The isotropic phase change material models can include the effects of a phase change from solid to liquid (melting) or from liquid to solid (freezing). Therefore, the analysis type must be transient heat transfer.
A material model with temperature independent properties and temperature dependent properties are available. The thermal conductivity and specific heat will be constant or entered in a spreadsheet as a table versus temperature depending on the chosen material model.
The mass density of a material is its mass per unit volume. Although the mass density of the real material may change when the part changes state from solid to liquid, there is no volume change in a heat transfer analysis. Therefore, the mass density is constant in the analysis; be sure to set it correctly based on the mass and volume of the part modeled.
This is the amount of thermal energy required to convert a unit mass of solid into liquid.
This is the temperature below which the part is completely solid. Raising the temperature above the solidus temperature will start to melt the part.
This is the temperature above which the part is completely liquid. Lowering the temperature below the liquidus temperature will start to freeze the part.
When working with an alloy consisting of a solute mixed in a solvent, the Melting Temperature of Solvent is the temperature at which the pure solvent changes from solid to liquid. This parameter is only used with the Scheil relation for calculating the liquid fraction. (See the equations in the paragraph Calculating the Liquid Fraction on the page Setting Up and Performing the Analysis: Thermal: Analysis Parameters: Transient Heat Transfer.)
When working with an alloy consisting of a solute mixed in a solvent, the Equilibrium Partition Coefficient is the fraction by volume of solute in the total alloy. This parameter is only used with the Scheil relation for calculating the liquid fraction.
The thermal conductivity of a material is a measure of the ability of the material to conduct heat. A material with a high thermal conductivity will conduct heat better than a material with a low thermal conductivity. A different conductivity is used for the solid state and liquid state of the part.
When the part is freezing or melting, the conductivity is a weighted average of the liquid fraction.

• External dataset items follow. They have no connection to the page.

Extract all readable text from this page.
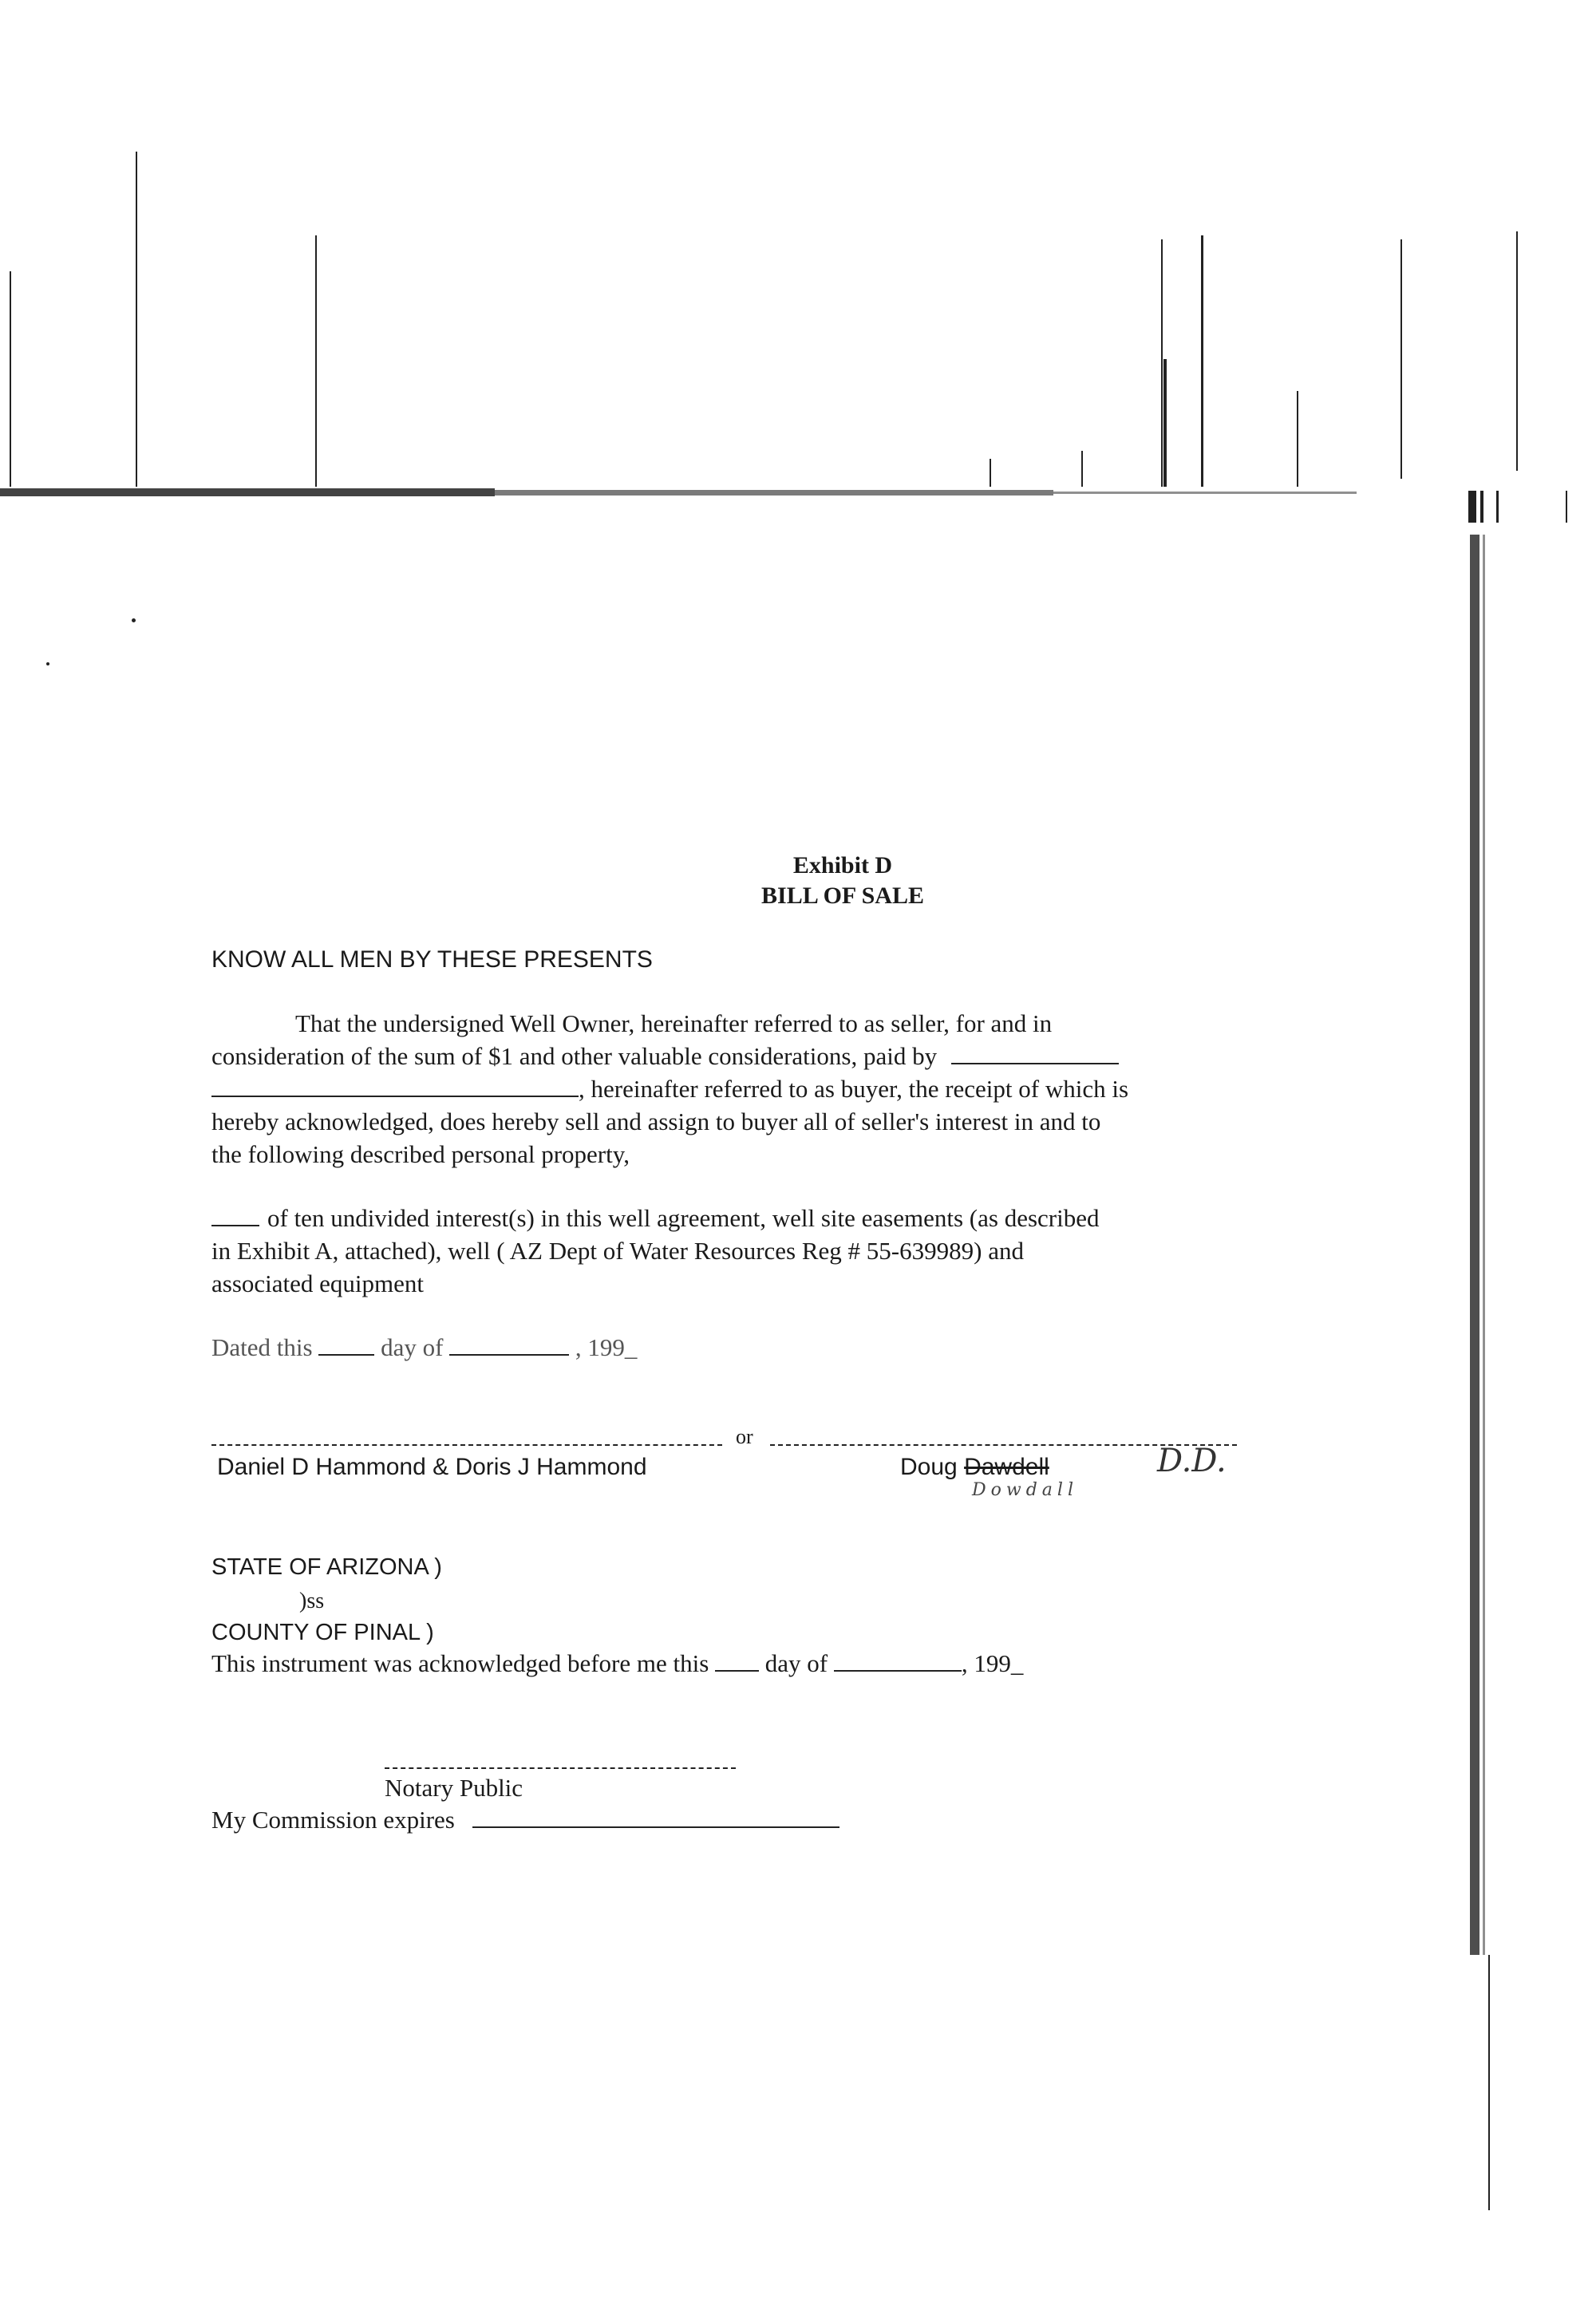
Exhibit D
BILL OF SALE
KNOW ALL MEN BY THESE PRESENTS
That the undersigned Well Owner, hereinafter referred to as seller, for and in
consideration of the sum of $1 and other valuable considerations, paid by
, hereinafter referred to as buyer, the receipt of which is
hereby acknowledged, does hereby sell and assign to buyer all of seller's interest in and to
the following described personal property,
of ten undivided interest(s) in this well agreement, well site easements (as described
in Exhibit A, attached), well ( AZ Dept of Water Resources Reg # 55-639989) and
associated equipment
Dated this	day of	, 199_
or
Daniel D Hammond & Doris J Hammond	Doug Dawdell
Dowdall
D.D.
STATE OF ARIZONA )
)ss
COUNTY OF PINAL )
This instrument was acknowledged before me this day of	, 199_
Notary Public
My Commission expires
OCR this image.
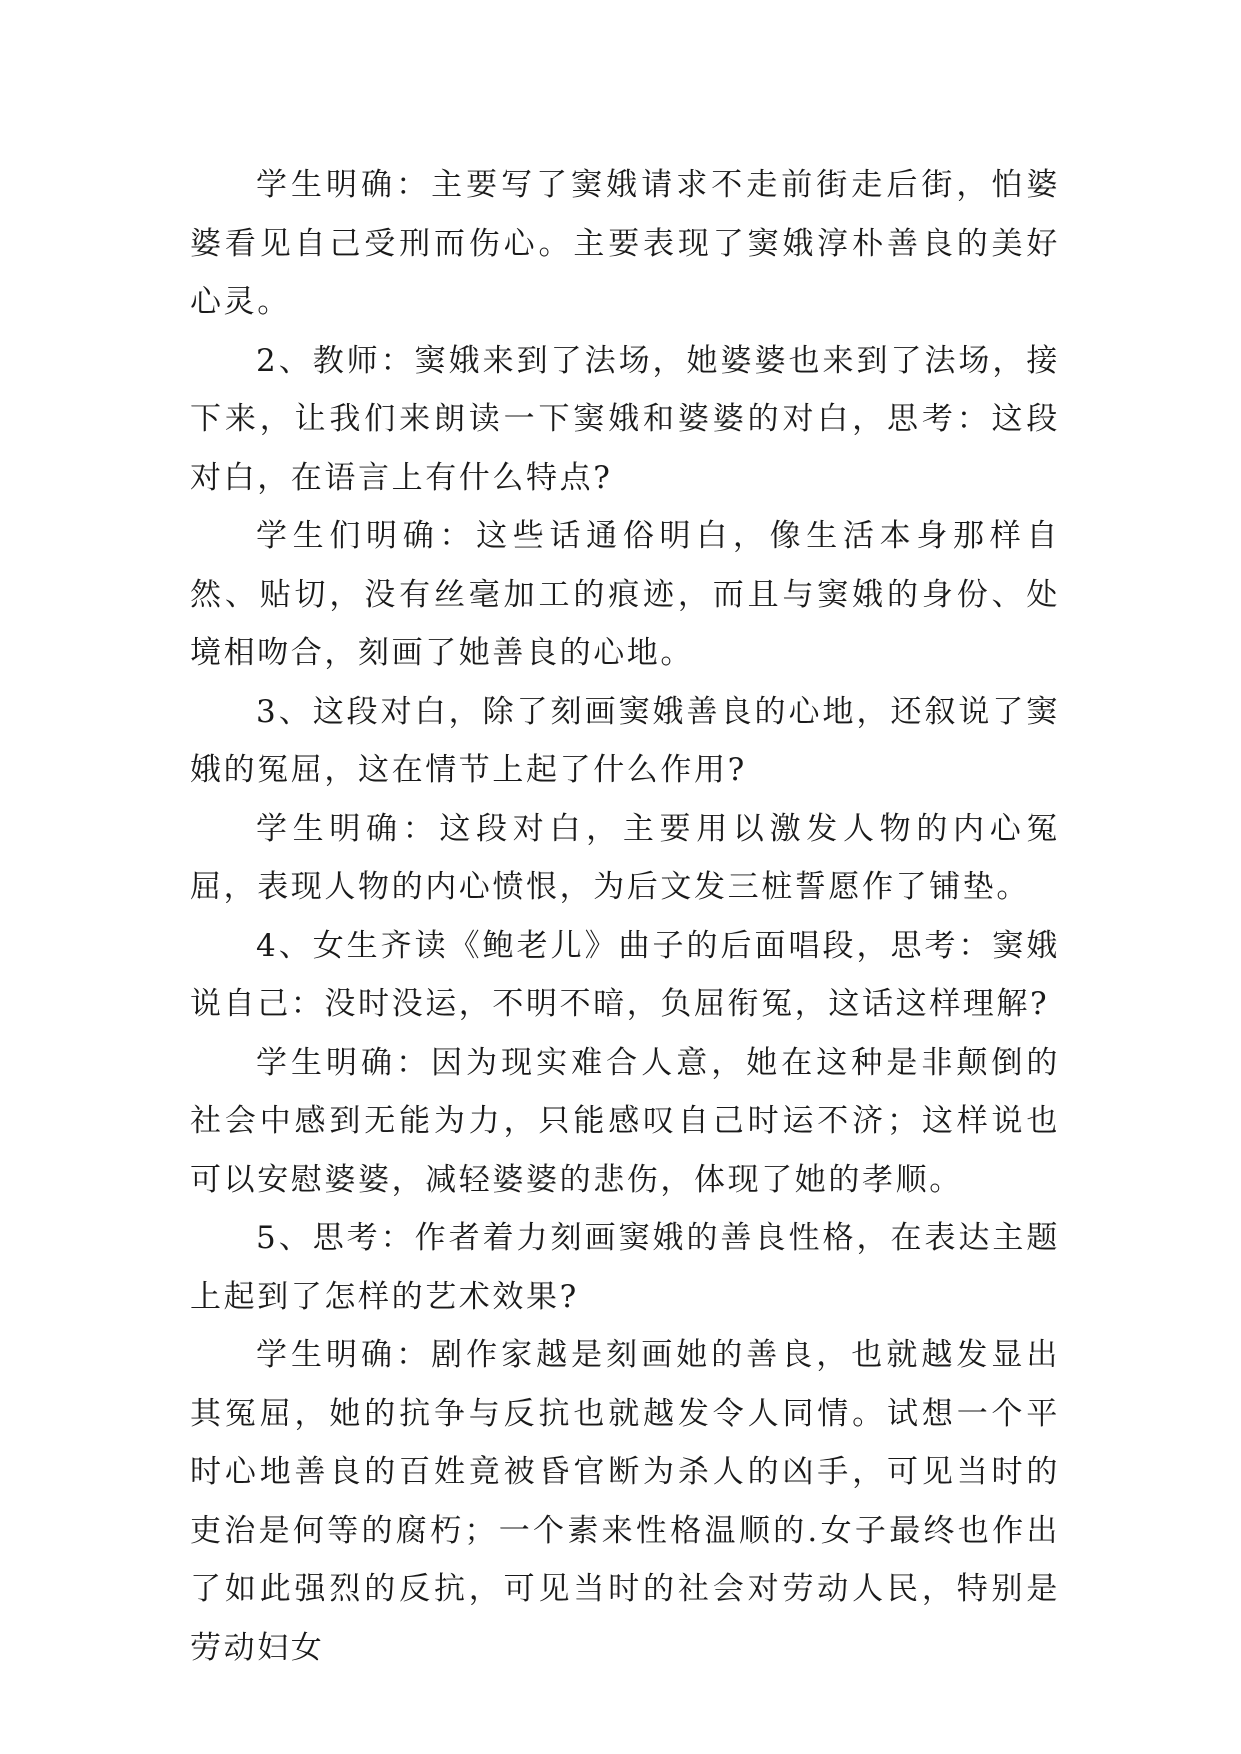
学生明确：主要写了窦娥请求不走前街走后街，怕婆婆看见自己受刑而伤心。主要表现了窦娥淳朴善良的美好心灵。

2、教师：窦娥来到了法场，她婆婆也来到了法场，接下来，让我们来朗读一下窦娥和婆婆的对白，思考：这段对白，在语言上有什么特点?

学生们明确：这些话通俗明白，像生活本身那样自然、贴切，没有丝毫加工的痕迹，而且与窦娥的身份、处境相吻合，刻画了她善良的心地。

3、这段对白，除了刻画窦娥善良的心地，还叙说了窦娥的冤屈，这在情节上起了什么作用?

学生明确：这段对白，主要用以激发人物的内心冤屈，表现人物的内心愤恨，为后文发三桩誓愿作了铺垫。

4、女生齐读《鲍老儿》曲子的后面唱段，思考：窦娥说自己：没时没运，不明不暗，负屈衔冤，这话这样理解?

学生明确：因为现实难合人意，她在这种是非颠倒的社会中感到无能为力，只能感叹自己时运不济；这样说也可以安慰婆婆，减轻婆婆的悲伤，体现了她的孝顺。

5、思考：作者着力刻画窦娥的善良性格，在表达主题上起到了怎样的艺术效果?

学生明确：剧作家越是刻画她的善良，也就越发显出其冤屈，她的抗争与反抗也就越发令人同情。试想一个平时心地善良的百姓竟被昏官断为杀人的凶手，可见当时的吏治是何等的腐朽；一个素来性格温顺的.女子最终也作出了如此强烈的反抗，可见当时的社会对劳动人民，特别是劳动妇女
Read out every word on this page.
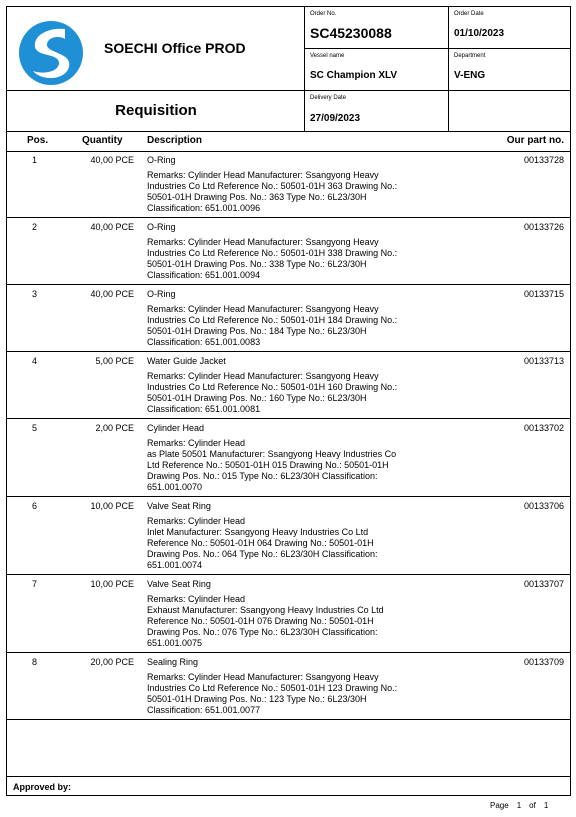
SOECHI Office PROD
Order No.
SC45230088
Order Date
01/10/2023
Vessel name
SC Champion XLV
Department
V-ENG
Requisition
Delivery Date
27/09/2023
Pos.	Quantity Description	Our part no.
1	40,00 PCE O-Ring
Remarks: Cylinder Head Manufacturer: Ssangyong Heavy
Industries Co Ltd Reference No.: 50501-01H 363 Drawing No.:
50501-01H Drawing Pos. No.: 363 Type No.: 6L23/30H
Classification: 651.001.0096
00133728
2	40,00 PCE O-Ring
Remarks: Cylinder Head Manufacturer: Ssangyong Heavy
Industries Co Ltd Reference No.: 50501-01H 338 Drawing No.:
50501-01H Drawing Pos. No.: 338 Type No.: 6L23/30H
Classification: 651.001.0094
00133726
3	40,00 PCE O-Ring
Remarks: Cylinder Head Manufacturer: Ssangyong Heavy
Industries Co Ltd Reference No.: 50501-01H 184 Drawing No.:
50501-01H Drawing Pos. No.: 184 Type No.: 6L23/30H
Classification: 651.001.0083
00133715
4	5,00 PCE Water Guide Jacket
Remarks: Cylinder Head Manufacturer: Ssangyong Heavy
Industries Co Ltd Reference No.: 50501-01H 160 Drawing No.:
50501-01H Drawing Pos. No.: 160 Type No.: 6L23/30H
Classification: 651.001.0081
00133713
5	2,00 PCE Cylinder Head
Remarks: Cylinder Head
as Plate 50501 Manufacturer: Ssangyong Heavy Industries Co
Ltd Reference No.: 50501-01H 015 Drawing No.: 50501-01H
Drawing Pos. No.: 015 Type No.: 6L23/30H Classification:
651.001.0070
00133702
6	10,00 PCE Valve Seat Ring
Remarks: Cylinder Head
Inlet Manufacturer: Ssangyong Heavy Industries Co Ltd
Reference No.: 50501-01H 064 Drawing No.: 50501-01H
Drawing Pos. No.: 064 Type No.: 6L23/30H Classification:
651.001.0074
00133706
7	10,00 PCE Valve Seat Ring
Remarks: Cylinder Head
Exhaust Manufacturer: Ssangyong Heavy Industries Co Ltd
Reference No.: 50501-01H 076 Drawing No.: 50501-01H
Drawing Pos. No.: 076 Type No.: 6L23/30H Classification:
651.001.0075
00133707
8	20,00 PCE Sealing Ring
Remarks: Cylinder Head Manufacturer: Ssangyong Heavy
Industries Co Ltd Reference No.: 50501-01H 123 Drawing No.:
50501-01H Drawing Pos. No.: 123 Type No.: 6L23/30H
Classification: 651.001.0077
00133709
Approved by:
Page 1 of 1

Conductivity while freezing/melting = (conductivity of liquid)*(liquid fraction)+(conductivity of solid)*(1-liquid fraction).
When using a temperature-dependent property, the conductivity is entered in a spreadsheet as a lookup table versus temperature. The temperature range for the solid phase should extend at least from the minimum calculated temperature to the liquidus temperature, and the temperature range for the liquid phase should extend at least from the solidus temperature to the maximum calculated temperature. Keep in mind that due to the iterative nature of the solution, it is possible that the calculated temperature during some intermediate iteration may be outside of the final temperature range, so allow for some lead way when entering the properties.
The conductivity of an element is based on linearly interpolating the spreadsheet using the average calculated temperature of the nodes. If the slope of the conductivity-temperature curve is large or there are step changes in the curve, a small time step and/or small mesh should be used to capture the effect of the changing conductivity within the element. Enter the temperatures in ascending order (or use the Sort button after entering the data).
The specific heat of a material is the amount of energy required to raise the temperature of a single unit of mass of the material 1 degree. This property is applicable to all thermal elements. A different specific heat is used for the solid state and liquid state of the part.
When the part is freezing or melting, the specific heat is a weighted average of the liquid fraction. Specific heat while freezing/melting = (specific heat of liquid)*(liquid fraction)+(specific heat of solid)*(1-liquid fraction).
When using a temperature-dependent property, the specific heat is entered in a spreadsheet as a lookup table versus temperature. The temperature range for the solid phase should extend at least from the minimum calculated temperature to the liquidus temperature, and the temperature range for the liquid phase should extend at least from the solidus temperature to the maximum calculated temperature. Keep in mind that due to the iterative nature of the solution, it is possible that the calculated temperature during some intermediate iteration may be outside of the final temperature range, so allow for some lead way when entering the properties.
The specific heat of an element is based on linearly interpolating the spreadsheet using the average calculated temperature of the nodes. If the slope of the specific heat-temperature curve is large or there are step changes in the curve, a small time step and/or small mesh should be used to capture the effect of the changing specific heat within the element. Enter the temperatures in ascending order (or use the Sort button after entering the data).